I agree with that methodological claim. (I flag the brevity just to indicate that there is, of course, always more that could be said. But I wouldn’t say what I do if I didn’t think it was productive and important, even in its brief form.) I believe that I made convincing arguments that go beyond “vaguely pointing… and hoping for the best.” Perhaps you could apply this same methodological principle to your own comments.
I understand that my vague criticism was unhelpful; sadly, when posting I did not have enough time to really point out specific instances, and thought it would still be higher value to mention it in general than to just not write anything at all.
I will try to find the time now to write down my criticisms in more detail, and once I am ready will comment then on the question of Dr. David Mathers above, as he also asked for it (and by commenting here and there, you both will be notified.
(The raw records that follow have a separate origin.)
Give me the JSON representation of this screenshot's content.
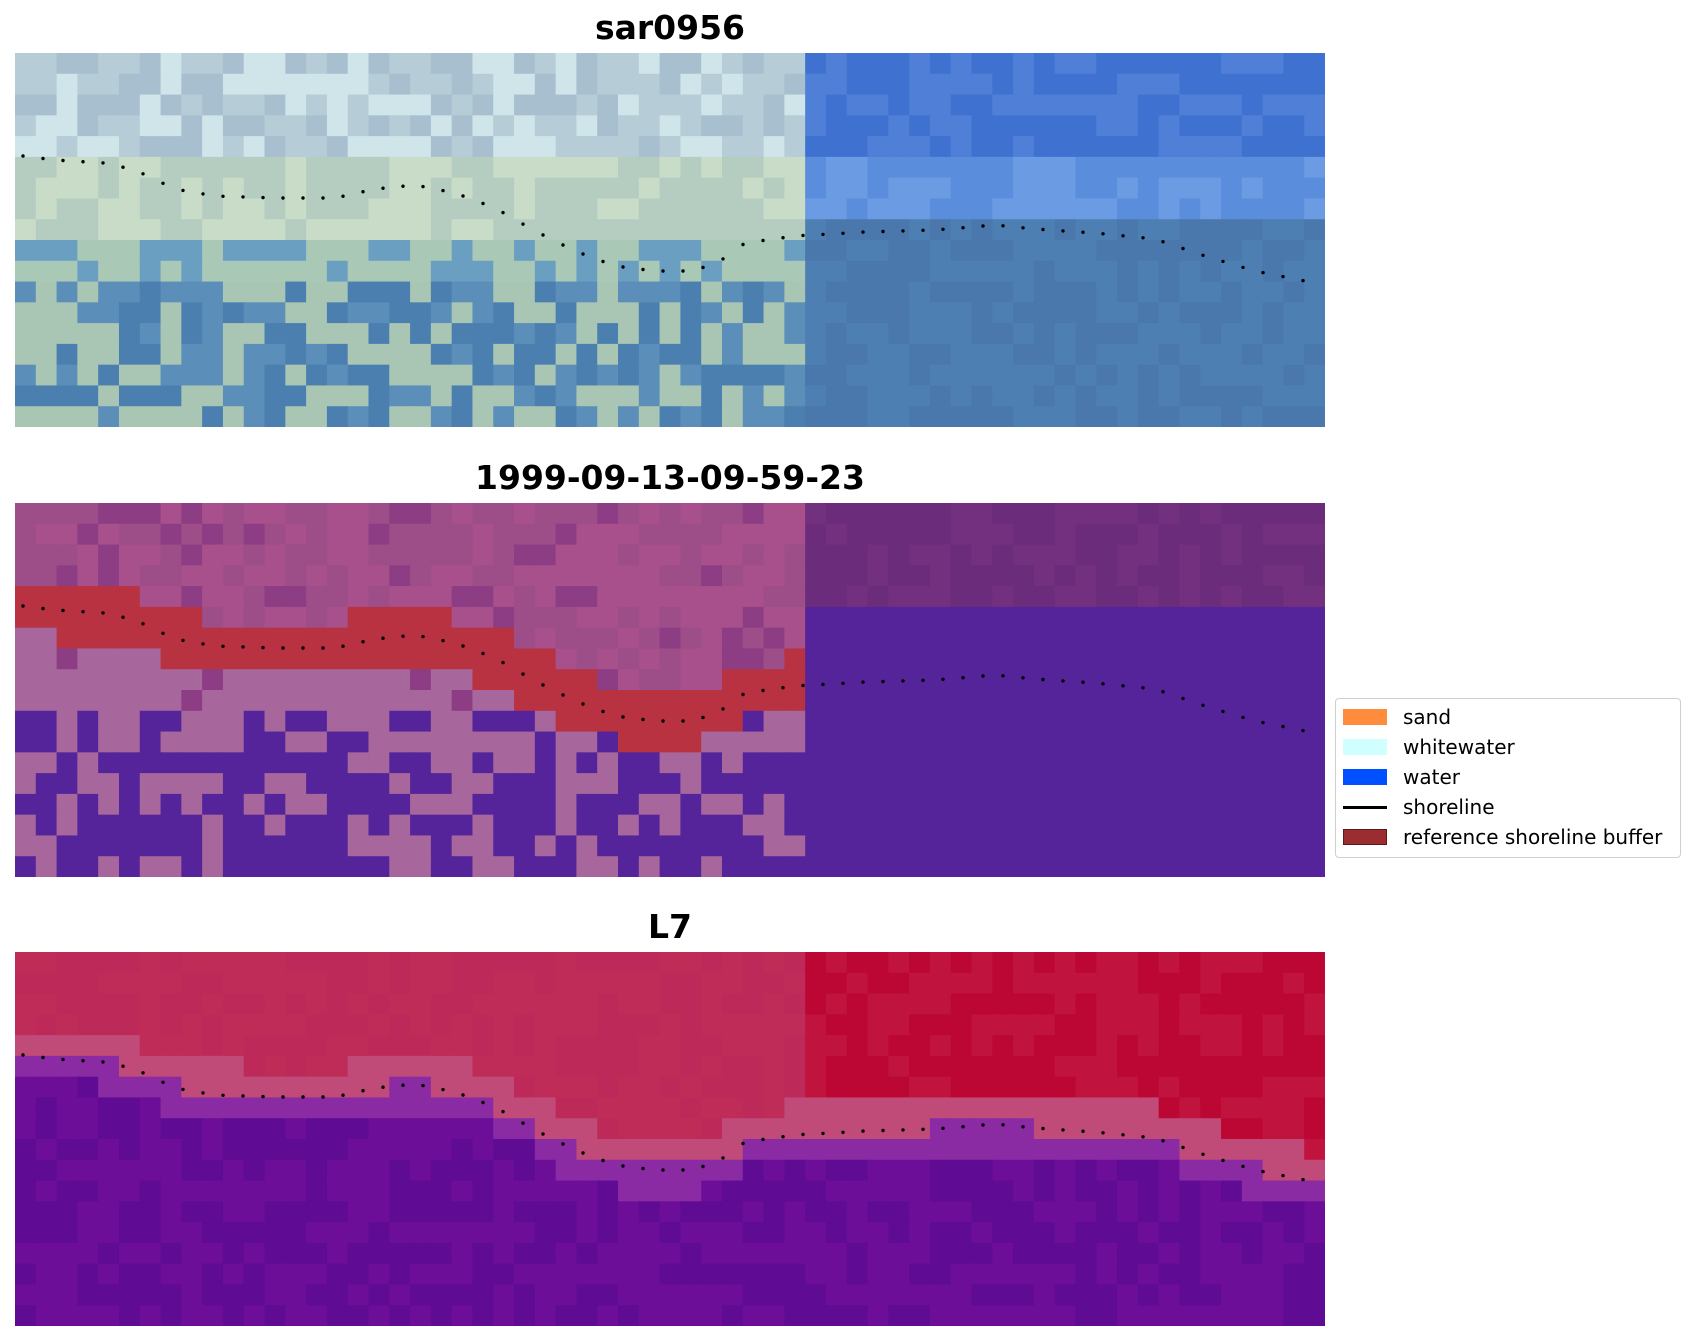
{
  "panels": [
    {
      "title": "sar0956",
      "style": "rgb"
    },
    {
      "title": "1999-09-13-09-59-23",
      "style": "classified"
    },
    {
      "title": "L7",
      "style": "ndwi"
    }
  ],
  "legend": {
    "items": [
      {
        "label": "sand",
        "color": "#ff8c3c",
        "kind": "patch"
      },
      {
        "label": "whitewater",
        "color": "#cfffff",
        "kind": "patch"
      },
      {
        "label": "water",
        "color": "#0050ff",
        "kind": "patch"
      },
      {
        "label": "shoreline",
        "color": "#000000",
        "kind": "line"
      },
      {
        "label": "reference shoreline buffer",
        "color": "#9b2d30",
        "kind": "patch"
      }
    ]
  },
  "colors": {
    "shoreline_dots": "#000000",
    "rgb_land": "#a9c6b4",
    "rgb_water": "#4a7fb4",
    "class_land": "#a7679c",
    "class_water": "#55249a",
    "class_buffer": "#b83242",
    "ndwi_land": "#bb2858",
    "ndwi_water": "#6a1196"
  }
}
Hooray.)
I was confused by the first paragraph of Paul’s comment.
Is it saying that EA assumes that “the best” way to help people = “the most effective” way to help people?
If so, could you please define what you meant “best” and “effective”?
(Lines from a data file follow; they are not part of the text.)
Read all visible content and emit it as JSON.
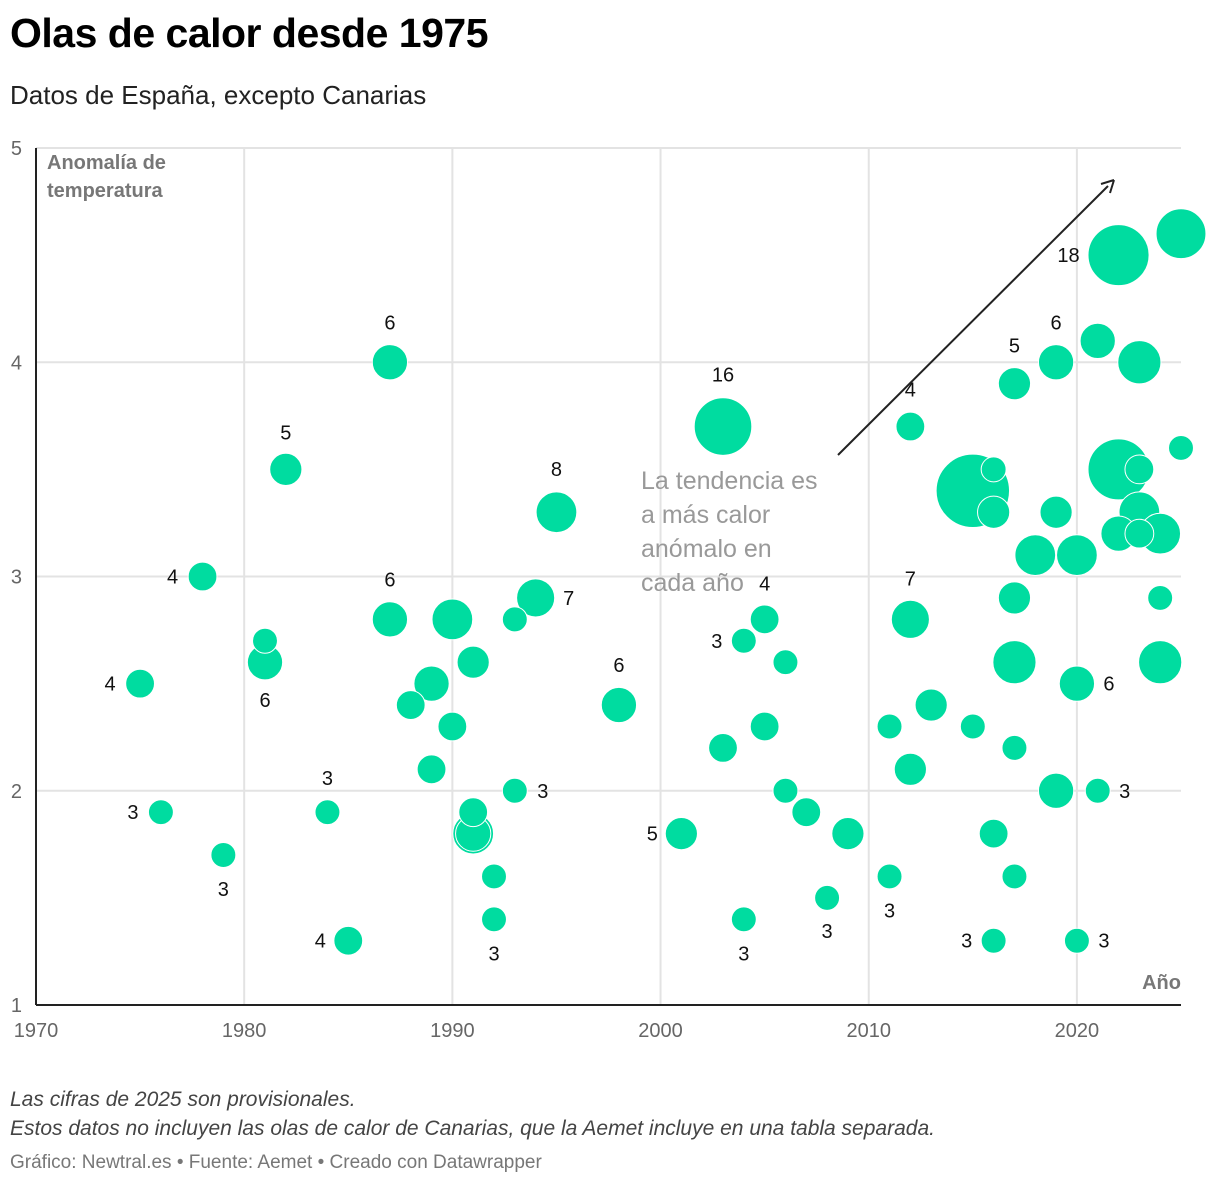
{
  "title": "Olas de calor desde 1975",
  "subtitle": "Datos de España, excepto Canarias",
  "notes": [
    "Las cifras de 2025 son provisionales.",
    "Estos datos no incluyen las olas de calor de Canarias, que la Aemet incluye en una tabla separada."
  ],
  "credits": "Gráfico: Newtral.es • Fuente: Aemet • Creado con Datawrapper",
  "chart_data": {
    "type": "scatter",
    "xlabel": "Año",
    "ylabel": "Anomalía de temperatura",
    "xlim": [
      1970,
      2025
    ],
    "ylim": [
      1,
      5
    ],
    "x_ticks": [
      "1970",
      "1980",
      "1990",
      "2000",
      "2010",
      "2020"
    ],
    "y_ticks": [
      "1",
      "2",
      "3",
      "4",
      "5"
    ],
    "grid": true,
    "bubble_color": "#00dca0",
    "annotation": {
      "text": [
        "La tendencia es",
        "a más calor",
        "anómalo en",
        "cada año"
      ]
    },
    "points": [
      {
        "x": 1975,
        "y": 2.5,
        "size": 4,
        "label": "4"
      },
      {
        "x": 1976,
        "y": 1.9,
        "size": 3,
        "label": "3"
      },
      {
        "x": 1978,
        "y": 3.0,
        "size": 4,
        "label": "4"
      },
      {
        "x": 1979,
        "y": 1.7,
        "size": 3,
        "label": "3"
      },
      {
        "x": 1981,
        "y": 2.6,
        "size": 6,
        "label": "6"
      },
      {
        "x": 1981,
        "y": 2.7,
        "size": 3
      },
      {
        "x": 1982,
        "y": 3.5,
        "size": 5,
        "label": "5"
      },
      {
        "x": 1984,
        "y": 1.9,
        "size": 3,
        "label": "3"
      },
      {
        "x": 1985,
        "y": 1.3,
        "size": 4,
        "label": "4"
      },
      {
        "x": 1987,
        "y": 4.0,
        "size": 6,
        "label": "6"
      },
      {
        "x": 1987,
        "y": 2.8,
        "size": 6,
        "label": "6"
      },
      {
        "x": 1988,
        "y": 2.4,
        "size": 4
      },
      {
        "x": 1989,
        "y": 2.5,
        "size": 6
      },
      {
        "x": 1989,
        "y": 2.1,
        "size": 4
      },
      {
        "x": 1990,
        "y": 2.8,
        "size": 8
      },
      {
        "x": 1990,
        "y": 2.3,
        "size": 4
      },
      {
        "x": 1991,
        "y": 2.6,
        "size": 5
      },
      {
        "x": 1991,
        "y": 1.9,
        "size": 4
      },
      {
        "x": 1991,
        "y": 1.8,
        "size": 8
      },
      {
        "x": 1991,
        "y": 1.8,
        "size": 6
      },
      {
        "x": 1992,
        "y": 1.6,
        "size": 3
      },
      {
        "x": 1992,
        "y": 1.4,
        "size": 3,
        "label": "3"
      },
      {
        "x": 1993,
        "y": 2.8,
        "size": 3
      },
      {
        "x": 1993,
        "y": 2.0,
        "size": 3,
        "label": "3"
      },
      {
        "x": 1994,
        "y": 2.9,
        "size": 7,
        "label": "7"
      },
      {
        "x": 1995,
        "y": 3.3,
        "size": 8,
        "label": "8"
      },
      {
        "x": 1998,
        "y": 2.4,
        "size": 6,
        "label": "6"
      },
      {
        "x": 2001,
        "y": 1.8,
        "size": 5,
        "label": "5"
      },
      {
        "x": 2003,
        "y": 3.7,
        "size": 16,
        "label": "16"
      },
      {
        "x": 2003,
        "y": 2.2,
        "size": 4
      },
      {
        "x": 2004,
        "y": 2.7,
        "size": 3,
        "label": "3"
      },
      {
        "x": 2004,
        "y": 1.4,
        "size": 3,
        "label": "3"
      },
      {
        "x": 2005,
        "y": 2.8,
        "size": 4,
        "label": "4"
      },
      {
        "x": 2005,
        "y": 2.3,
        "size": 4
      },
      {
        "x": 2006,
        "y": 2.6,
        "size": 3
      },
      {
        "x": 2006,
        "y": 2.0,
        "size": 3
      },
      {
        "x": 2007,
        "y": 1.9,
        "size": 4
      },
      {
        "x": 2008,
        "y": 1.5,
        "size": 3,
        "label": "3"
      },
      {
        "x": 2009,
        "y": 1.8,
        "size": 5
      },
      {
        "x": 2011,
        "y": 2.3,
        "size": 3
      },
      {
        "x": 2011,
        "y": 1.6,
        "size": 3,
        "label": "3"
      },
      {
        "x": 2012,
        "y": 3.7,
        "size": 4,
        "label": "4"
      },
      {
        "x": 2012,
        "y": 2.8,
        "size": 7,
        "label": "7"
      },
      {
        "x": 2012,
        "y": 2.1,
        "size": 5
      },
      {
        "x": 2013,
        "y": 2.4,
        "size": 5
      },
      {
        "x": 2015,
        "y": 3.4,
        "size": 26
      },
      {
        "x": 2015,
        "y": 2.3,
        "size": 3
      },
      {
        "x": 2016,
        "y": 3.5,
        "size": 3
      },
      {
        "x": 2016,
        "y": 3.3,
        "size": 5
      },
      {
        "x": 2016,
        "y": 1.8,
        "size": 4
      },
      {
        "x": 2016,
        "y": 1.3,
        "size": 3,
        "label": "3"
      },
      {
        "x": 2017,
        "y": 3.9,
        "size": 5,
        "label": "5"
      },
      {
        "x": 2017,
        "y": 2.9,
        "size": 5
      },
      {
        "x": 2017,
        "y": 2.6,
        "size": 9
      },
      {
        "x": 2017,
        "y": 2.2,
        "size": 3
      },
      {
        "x": 2017,
        "y": 1.6,
        "size": 3
      },
      {
        "x": 2018,
        "y": 3.1,
        "size": 8
      },
      {
        "x": 2019,
        "y": 4.0,
        "size": 6,
        "label": "6"
      },
      {
        "x": 2019,
        "y": 3.3,
        "size": 5
      },
      {
        "x": 2019,
        "y": 2.0,
        "size": 6
      },
      {
        "x": 2020,
        "y": 3.1,
        "size": 8
      },
      {
        "x": 2020,
        "y": 2.5,
        "size": 6,
        "label": "6"
      },
      {
        "x": 2020,
        "y": 1.3,
        "size": 3,
        "label": "3"
      },
      {
        "x": 2021,
        "y": 4.1,
        "size": 6
      },
      {
        "x": 2021,
        "y": 2.0,
        "size": 3,
        "label": "3"
      },
      {
        "x": 2022,
        "y": 4.5,
        "size": 18,
        "label": "18"
      },
      {
        "x": 2022,
        "y": 3.5,
        "size": 18
      },
      {
        "x": 2022,
        "y": 3.2,
        "size": 6
      },
      {
        "x": 2023,
        "y": 4.0,
        "size": 9
      },
      {
        "x": 2023,
        "y": 3.5,
        "size": 4
      },
      {
        "x": 2023,
        "y": 3.3,
        "size": 8
      },
      {
        "x": 2023,
        "y": 3.2,
        "size": 4
      },
      {
        "x": 2024,
        "y": 3.2,
        "size": 8
      },
      {
        "x": 2024,
        "y": 2.9,
        "size": 3
      },
      {
        "x": 2024,
        "y": 2.6,
        "size": 9
      },
      {
        "x": 2025,
        "y": 4.6,
        "size": 12
      },
      {
        "x": 2025,
        "y": 3.6,
        "size": 3
      }
    ]
  }
}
I get the impression Paul has some distinction in mind, but I don’t understand what it is. (Paragraph copied below)
Yes, I am claiming that when Effective Altruism is defined as “trying to find the best ways” what it really means is “trying to find the most effective ways”. As far as I can tell the reasons for using “the best” are to avoid a circular definition (“Effective Altruism is trying to find the most effective ways to perform altruism”) and as a rhetorical device to deflect criticism (“Surely you can’t object to trying to find the best ways of helping others?!”).
Despite protests to the contrary EA is a form of utilitarianism, and when the word effective is used it has generally been in the sense of “cost effective”. If you are not an effective altruist (which I am not), then cost effectiveness—while important—is an instrumental value rather than an intrinsic value. Depending on your ethical framework, therefore, what you define as “the best way” to help people will differ from the effective altruist.
p.s. I’m aware that Oxfam’s programs are also currently decided by “somebody sitting in a comfortable office somewhere [who] has done some calculations”, and I object to this as well while recognising that it may be inevitable given how the world works. My argument is that EA is no better than this current situation in principle, and may be worse than this *in practice* given that it could lead to the complete abandonment of entire countries.